Artist Story: Michelle Grabner

How do you manage between being an artist, mother, and teacher? How do you maintain an balanced perspective?
MGrabner_Untitled.jpg
Michelle Grabner, Untitled 2005, 60" x 60" Flashe on Linen
Mine is a story about busyness and a constant strain for equivalence and balance. I am also profoundly curious about the elasticity of the lines that inscribe family, work, nature, art and society. I am middle age. I live in Middle America. I am middleclass. And it is in this middle that convention, experimentation and the imagination can compress into alternative ways of being.

Because anecdotal accounts make me uncomfortable, I direct readers to a very nice Wallace Stevens poem "The Pleasures of Merely Circulating" as an insight into my values as a painter, writer, mother, and teacher.

The Pleasures of Merely Circulating

The garden flew round with the angel,
The angel flew round with the clouds,
And the clouds flew round and the clouds flew round
And the clouds flew round with the clouds.

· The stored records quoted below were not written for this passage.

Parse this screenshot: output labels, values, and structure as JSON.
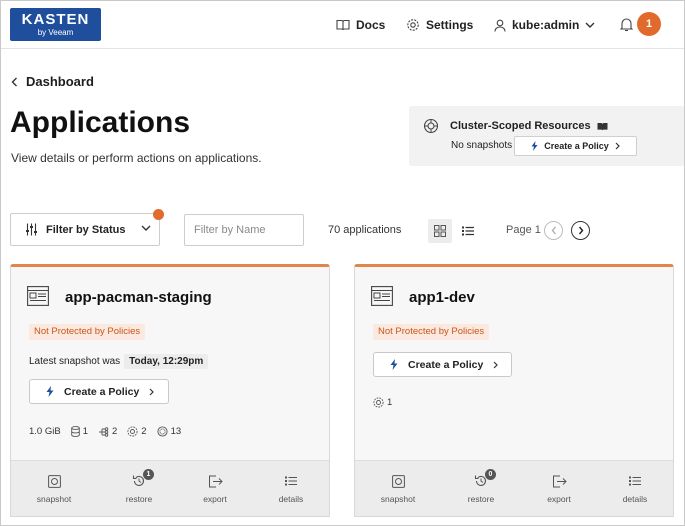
{
  "header": {
    "logo_line1": "KASTEN",
    "logo_line2": "by Veeam",
    "docs_label": "Docs",
    "settings_label": "Settings",
    "user_label": "kube:admin",
    "notification_count": "1"
  },
  "breadcrumb": {
    "label": "Dashboard"
  },
  "page": {
    "title": "Applications",
    "subtitle": "View details or perform actions on applications."
  },
  "cluster": {
    "title": "Cluster-Scoped Resources",
    "status": "No snapshots",
    "action_label": "Create a Policy"
  },
  "toolbar": {
    "filter_status_label": "Filter by Status",
    "filter_name_placeholder": "Filter by Name",
    "app_count": "70 applications",
    "page_label": "Page 1"
  },
  "apps": [
    {
      "name": "app-pacman-staging",
      "protection": "Not Protected by Policies",
      "snapshot_prefix": "Latest snapshot was",
      "snapshot_time": "Today, 12:29pm",
      "action_label": "Create a Policy",
      "stats": {
        "size": "1.0 GiB",
        "volumes": "1",
        "workloads": "2",
        "services": "2",
        "resources": "13"
      },
      "footer": {
        "snapshot": "snapshot",
        "restore": "restore",
        "restore_count": "1",
        "export": "export",
        "details": "details"
      }
    },
    {
      "name": "app1-dev",
      "protection": "Not Protected by Policies",
      "action_label": "Create a Policy",
      "stats": {
        "services": "1"
      },
      "footer": {
        "snapshot": "snapshot",
        "restore": "restore",
        "restore_count": "0",
        "export": "export",
        "details": "details"
      }
    }
  ],
  "colors": {
    "brand": "#1f4e9c",
    "accent": "#e06b2d",
    "warning_text": "#c9561a",
    "warning_bg": "#fbe9e0"
  }
}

Is there any secret in skulls,
The cattle skulls in the woods?
Do the drummers in black hoods
Rumble anything out of their drums?

Mrs. Anderson's Swedish baby
Might well have been German or Spanish,
Yet that things go round and again go round
Has rather a classical sound

Michelle Grabner is an Associate Professor in the Painting and Drawing Department at The School of the Art Institute of Chicago. She runs The Suburban, an artist project space in Oak Park, IL. She is a corresponding editor for Xtra and artUS. Her work is represented by Rocket, London; Marlborough Gallery, NYC; Richard Heller Gallery, Santa Monica; Wendy Cooper Gallery, Chicago; and Allston Skirt Gallery, Boston.